Of all the films I saw at the 2017 Seattle International Film Festival, A Dragon Arrives! is the most haunting and question-raising. The film takes place in Iran of the ‘60s during the time of the Shah. The setting is an isolated arid region by the sea near a small village. A man is found hanged and pronounced a suicide by the first policeman on the scene. Another policeman is sent to investigate and realizes, by forensic evidence even I identified, that the man has been murdered. The body is in an ark-like derelict ship next to what the villagers consider a haunted cemetery. He decides, against the villagers’ warnings, to stay in the boat overnight deciphering diary entries written on the vessel’s walls.

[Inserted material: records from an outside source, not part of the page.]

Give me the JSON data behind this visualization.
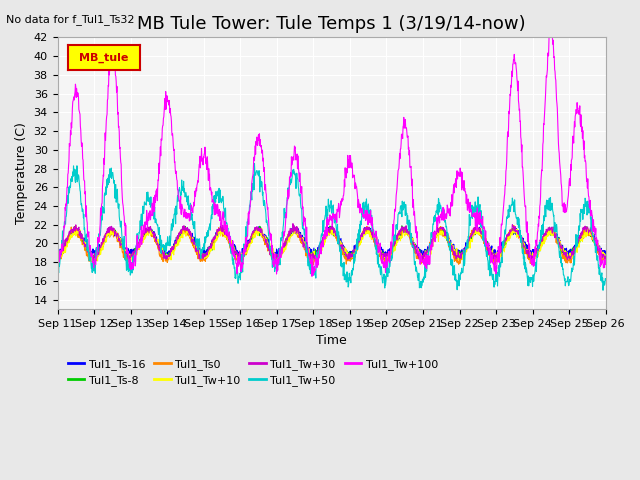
{
  "title": "MB Tule Tower: Tule Temps 1 (3/19/14-now)",
  "no_data_text": "No data for f_Tul1_Ts32",
  "xlabel": "Time",
  "ylabel": "Temperature (C)",
  "ylim": [
    13,
    41
  ],
  "yticks": [
    14,
    16,
    18,
    20,
    22,
    24,
    26,
    28,
    30,
    32,
    34,
    36,
    38,
    40,
    42
  ],
  "x_tick_positions": [
    0,
    1,
    2,
    3,
    4,
    5,
    6,
    7,
    8,
    9,
    10,
    11,
    12,
    13,
    14,
    15
  ],
  "x_tick_labels": [
    "Sep 11",
    "Sep 12",
    "Sep 13",
    "Sep 14",
    "Sep 15",
    "Sep 16",
    "Sep 17",
    "Sep 18",
    "Sep 19",
    "Sep 20",
    "Sep 21",
    "Sep 22",
    "Sep 23",
    "Sep 24",
    "Sep 25",
    "Sep 26"
  ],
  "legend_label_box": "MB_tule",
  "legend_box_color": "#ffff00",
  "legend_box_border": "#cc0000",
  "series": [
    {
      "label": "Tul1_Ts-16",
      "color": "#0000ff"
    },
    {
      "label": "Tul1_Ts-8",
      "color": "#00cc00"
    },
    {
      "label": "Tul1_Ts0",
      "color": "#ff8800"
    },
    {
      "label": "Tul1_Tw+10",
      "color": "#ffff00"
    },
    {
      "label": "Tul1_Tw+30",
      "color": "#cc00cc"
    },
    {
      "label": "Tul1_Tw+50",
      "color": "#00cccc"
    },
    {
      "label": "Tul1_Tw+100",
      "color": "#ff00ff"
    }
  ],
  "bg_color": "#e8e8e8",
  "plot_bg": "#f5f5f5",
  "grid_color": "#ffffff",
  "title_fontsize": 13,
  "label_fontsize": 9,
  "tick_fontsize": 8
}
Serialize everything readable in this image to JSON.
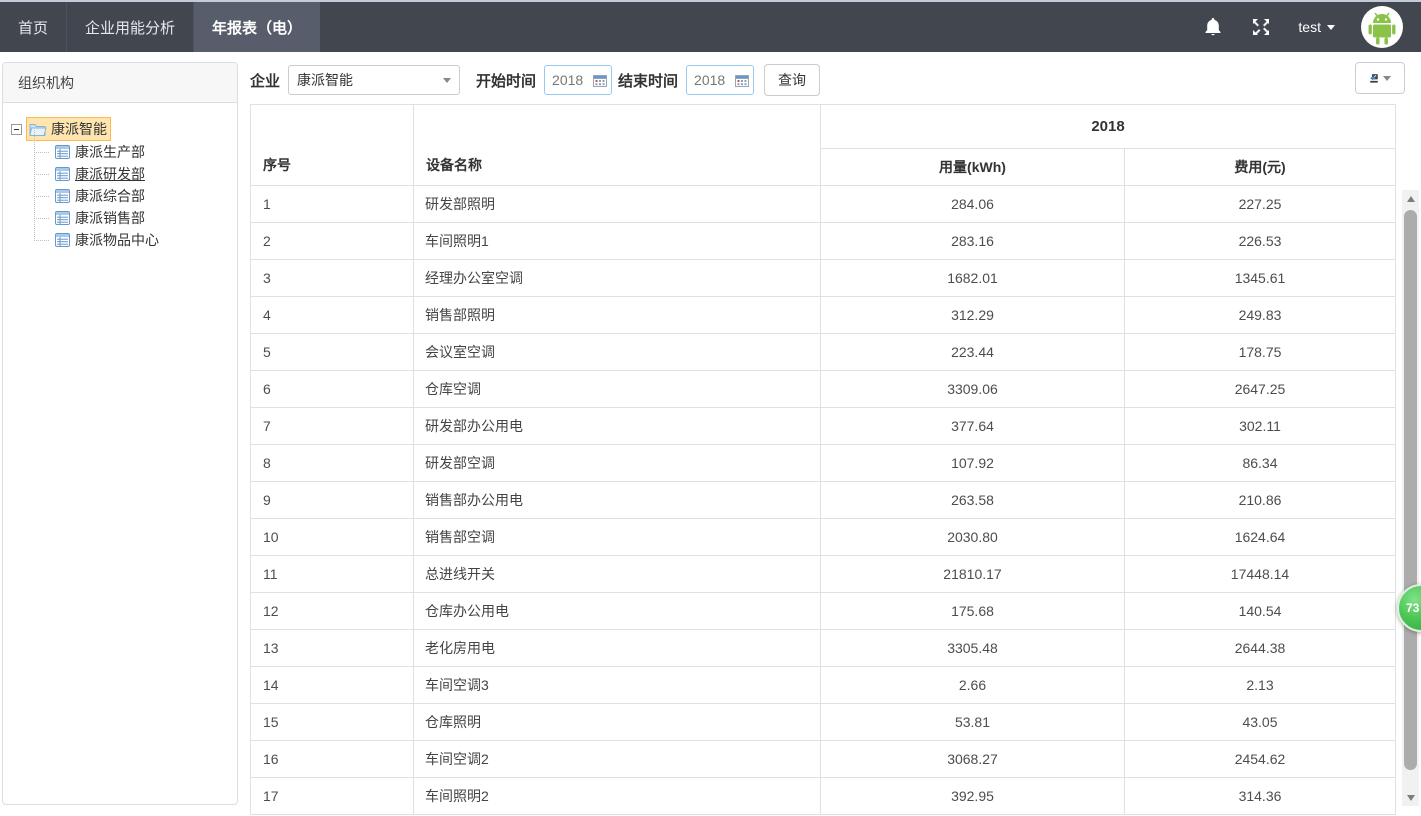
{
  "nav": {
    "tabs": [
      {
        "label": "首页",
        "active": false
      },
      {
        "label": "企业用能分析",
        "active": false
      },
      {
        "label": "年报表（电）",
        "active": true
      }
    ],
    "user_label": "test"
  },
  "sidebar": {
    "title": "组织机构",
    "root_label": "康派智能",
    "children": [
      {
        "label": "康派生产部",
        "selected": false
      },
      {
        "label": "康派研发部",
        "selected": true
      },
      {
        "label": "康派综合部",
        "selected": false
      },
      {
        "label": "康派销售部",
        "selected": false
      },
      {
        "label": "康派物品中心",
        "selected": false
      }
    ]
  },
  "toolbar": {
    "enterprise_label": "企业",
    "enterprise_value": "康派智能",
    "start_label": "开始时间",
    "start_value": "2018",
    "end_label": "结束时间",
    "end_value": "2018",
    "query_label": "查询"
  },
  "table": {
    "year_header": "2018",
    "col_no": "序号",
    "col_device": "设备名称",
    "col_usage": "用量(kWh)",
    "col_cost": "费用(元)",
    "rows": [
      {
        "no": "1",
        "device": "研发部照明",
        "usage": "284.06",
        "cost": "227.25"
      },
      {
        "no": "2",
        "device": "车间照明1",
        "usage": "283.16",
        "cost": "226.53"
      },
      {
        "no": "3",
        "device": "经理办公室空调",
        "usage": "1682.01",
        "cost": "1345.61"
      },
      {
        "no": "4",
        "device": "销售部照明",
        "usage": "312.29",
        "cost": "249.83"
      },
      {
        "no": "5",
        "device": "会议室空调",
        "usage": "223.44",
        "cost": "178.75"
      },
      {
        "no": "6",
        "device": "仓库空调",
        "usage": "3309.06",
        "cost": "2647.25"
      },
      {
        "no": "7",
        "device": "研发部办公用电",
        "usage": "377.64",
        "cost": "302.11"
      },
      {
        "no": "8",
        "device": "研发部空调",
        "usage": "107.92",
        "cost": "86.34"
      },
      {
        "no": "9",
        "device": "销售部办公用电",
        "usage": "263.58",
        "cost": "210.86"
      },
      {
        "no": "10",
        "device": "销售部空调",
        "usage": "2030.80",
        "cost": "1624.64"
      },
      {
        "no": "11",
        "device": "总进线开关",
        "usage": "21810.17",
        "cost": "17448.14"
      },
      {
        "no": "12",
        "device": "仓库办公用电",
        "usage": "175.68",
        "cost": "140.54"
      },
      {
        "no": "13",
        "device": "老化房用电",
        "usage": "3305.48",
        "cost": "2644.38"
      },
      {
        "no": "14",
        "device": "车间空调3",
        "usage": "2.66",
        "cost": "2.13"
      },
      {
        "no": "15",
        "device": "仓库照明",
        "usage": "53.81",
        "cost": "43.05"
      },
      {
        "no": "16",
        "device": "车间空调2",
        "usage": "3068.27",
        "cost": "2454.62"
      },
      {
        "no": "17",
        "device": "车间照明2",
        "usage": "392.95",
        "cost": "314.36"
      }
    ]
  },
  "float_badge": {
    "text": "73"
  },
  "icons": {
    "bell": "bell-icon",
    "fullscreen": "fullscreen-icon",
    "avatar": "android-avatar",
    "export": "export-icon",
    "calendar": "calendar-icon",
    "folder": "folder-icon",
    "document": "document-icon"
  },
  "colors": {
    "nav_bg": "#42464f",
    "nav_active_bg": "#575d6a",
    "selected_node_bg": "#FFE6B0",
    "selected_node_border": "#FFB951",
    "badge_green": "#4cc655",
    "date_input_border": "#9ac9ee",
    "table_border": "#e0e0e0",
    "android_green": "#8BC34A"
  }
}
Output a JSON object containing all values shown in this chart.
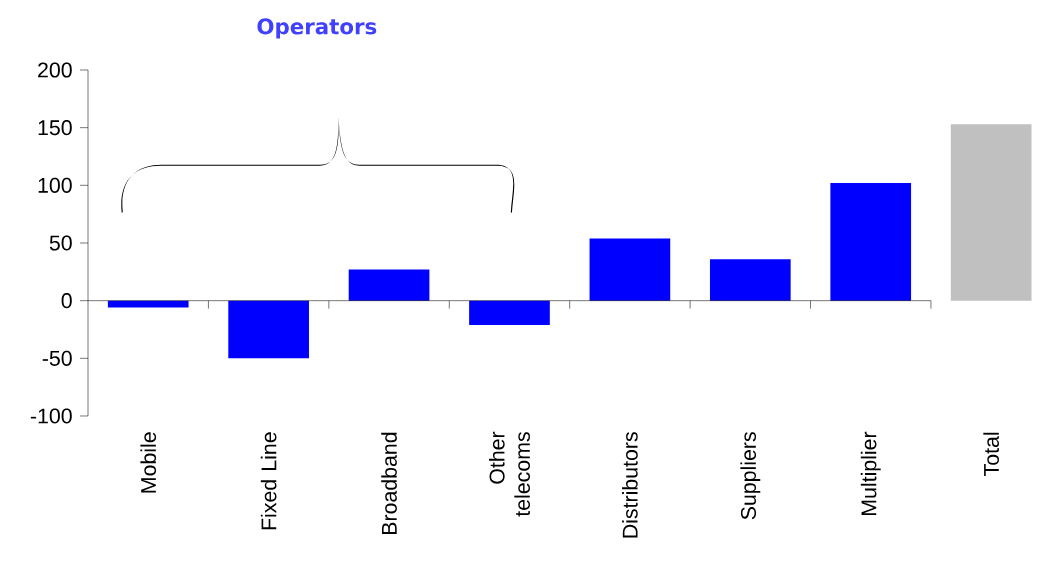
{
  "chart_data": {
    "type": "bar",
    "categories": [
      "Mobile",
      "Fixed Line",
      "Broadband",
      "Other telecoms",
      "Distributors",
      "Suppliers",
      "Multiplier",
      "Total"
    ],
    "values": [
      -6,
      -50,
      27,
      -21,
      54,
      36,
      102,
      153
    ],
    "colors": [
      "#0000ff",
      "#0000ff",
      "#0000ff",
      "#0000ff",
      "#0000ff",
      "#0000ff",
      "#0000ff",
      "#c0c0c0"
    ],
    "ylim": [
      -100,
      200
    ],
    "yticks": [
      -100,
      -50,
      0,
      50,
      100,
      150,
      200
    ],
    "annotations": [
      "Operators"
    ]
  }
}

In the middle of the night he experiences something terrifying. Later he recruits some film-making friends to investigate the strange phenomenon. The incomplete result of this film is discovered present-day and comes into the hands of this film’s director Mani Haghigi, adding verisimilitude to the story. What unfolds is a combination ghost story, fairy tale (behold the dragon!), spy/police story, murder mystery, allegorical allusions, and ultimately, underlying it all, almost surely a commentary on the country’s society and politics.
I really enjoyed this film, but had to admit I did not have the cultural or historical keys to unlock underlying meanings. The Iranians’ literary history goes back several thousands of years. Allegory, allusions, illusions, and symbology all play an important role in Iranian story-telling. In the film, there was a theater scene that made no sense to me, a bloody ritual, a ghost camel, a symbology of the number 5, and especially the dragon itself, all meant to say something. It was also hard to understand the actions of the Shah’s secret (?) police. Understandably, an Iranian would be much more equipped to decipher the inner meanings of the film.
Nevertheless, A Dragon Arrives! is a fine piece of storytelling that kept me on the edge of my seat throughout, and I enjoyed my attempt to interpret the movie. The movie would well suit a film discussion group.